Since Q’s size is [768, 768] == [768, 12 * 64].
We split one of the 768 into 12 heads, each of which is [768, 64].
Q one head = [5, 768] * [768, 64] = [5, 64]
Q = 12 heads = [5, 64] + [5, 64] + … + [5, 64] = [5, 12 * 64] = [5, 768]
K and V are the same.
K = [5, 768]
V = [5, 768]
Here’s the most important attention formula:
Q = [5, 768]
K^T = [768, 5]
QK^T = [5, 5]
Softmax(QK^T/√d) = [5, 5]
Softmax(QK^T/√d) * V = [5, 768]
We also have an output projection matrix = [768, 768], which does not change the size of V.
Output projection(A) = [5, 768] * [768, 768] = [5, 768]
This is still [5, 768].
Multi-Layer Perceptron (MLP)
Attention output = [5, 768]
MLP has two layers: one expands [768 × 3072] and one contracts [3072 × 768]
Change: [5, 768] -> [5, 3072] -> [5, 768]
This is still [5, 768].
Repeating Attention + MLP for 12 Layers
(5, 768) -> (5, 768) -> (5, 768) … -> (5, 768)
This is still [5, 768].
Final Output
We extract the last row: [768]
Then, we use the original embedding table [50,000, 768] to map back to a Token ID, retrieving the final word: Paris
Parameter Count Calculation
50000 * 768 + (768 * 768 * 3 + 768 * 768 + 768 * 3072 * 2) * 12
= 38.4M + (7.08M) × 12 = 124M
They are: embedding(50000, 768), KQV weights(768, 768), output projection(768, 768), MLP weights(768, 3072) * 2, for 12 layers.
Breakdown of Parameters:
- 38.4M → Embedding
- 21.2M → KQV matrix
- 7.1M → Output Projection
- 56.6M → MLP
A comparison of GPT-2 model sizes:
Summary
- The embedding layer converts the sentence into a [5, 768] matrix.

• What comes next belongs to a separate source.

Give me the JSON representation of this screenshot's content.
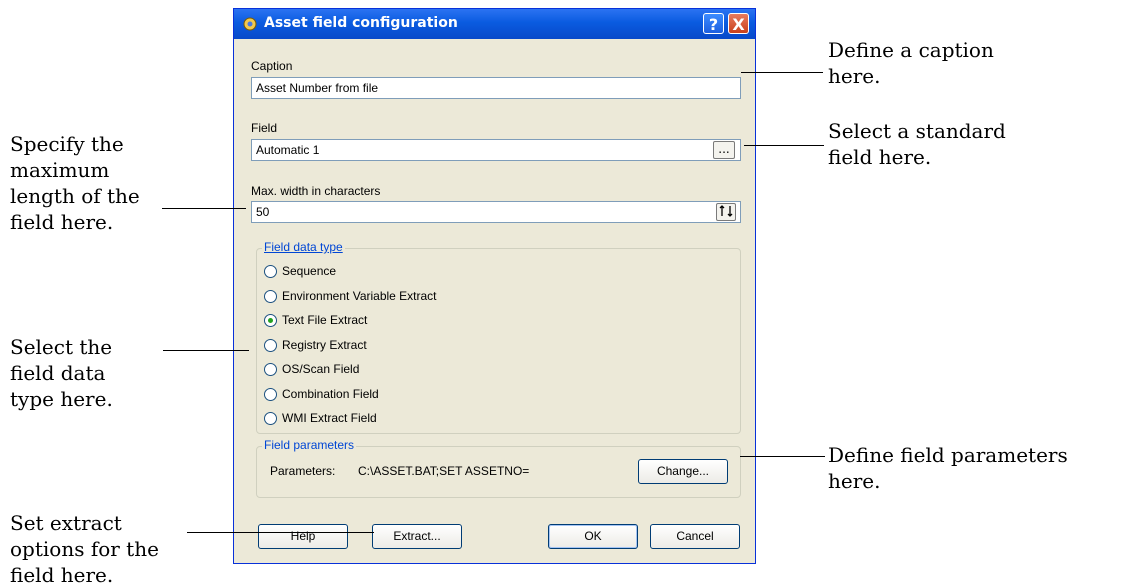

- The multi-head attention mechanism calculates Q, K, V, all with shape [5, 768].
- Applying Softmax(QK^T / sqrt(d)) * V gives a new [5, 768].
- The MLP expands and contracts dimensions, outputting another [5, 768].
- Repeating this process for 12 Transformer layers keeps the final shape [5, 768].
- The last row [768] is mapped back to a token using the embedding table.
- The final predicted word: “Paris”.
- Total parameters ~124M, primarily distributed across Embedding, Attention, and MLP.
Note that the 5 is the sentence length, and the actual generation process pads to the max length, 1024.
768 is the dimensionality of each token, also known as d_model.
12 is the number of attention heads, also referred to as h.
12 is also the number of Transformer layers, known as n_layers.
This entire process is truly fascinating! Even after writing and reviewing it multiple times, I still find it incredible how this leads to intelligence. The way these transformations give rise to meaningful text remains a mystery!
I’ll write a comparison of famous models’ (chatgpt, claude, llama, deepseek, qwen, etc) parameters composition soon! Wait, did I forget Gemini?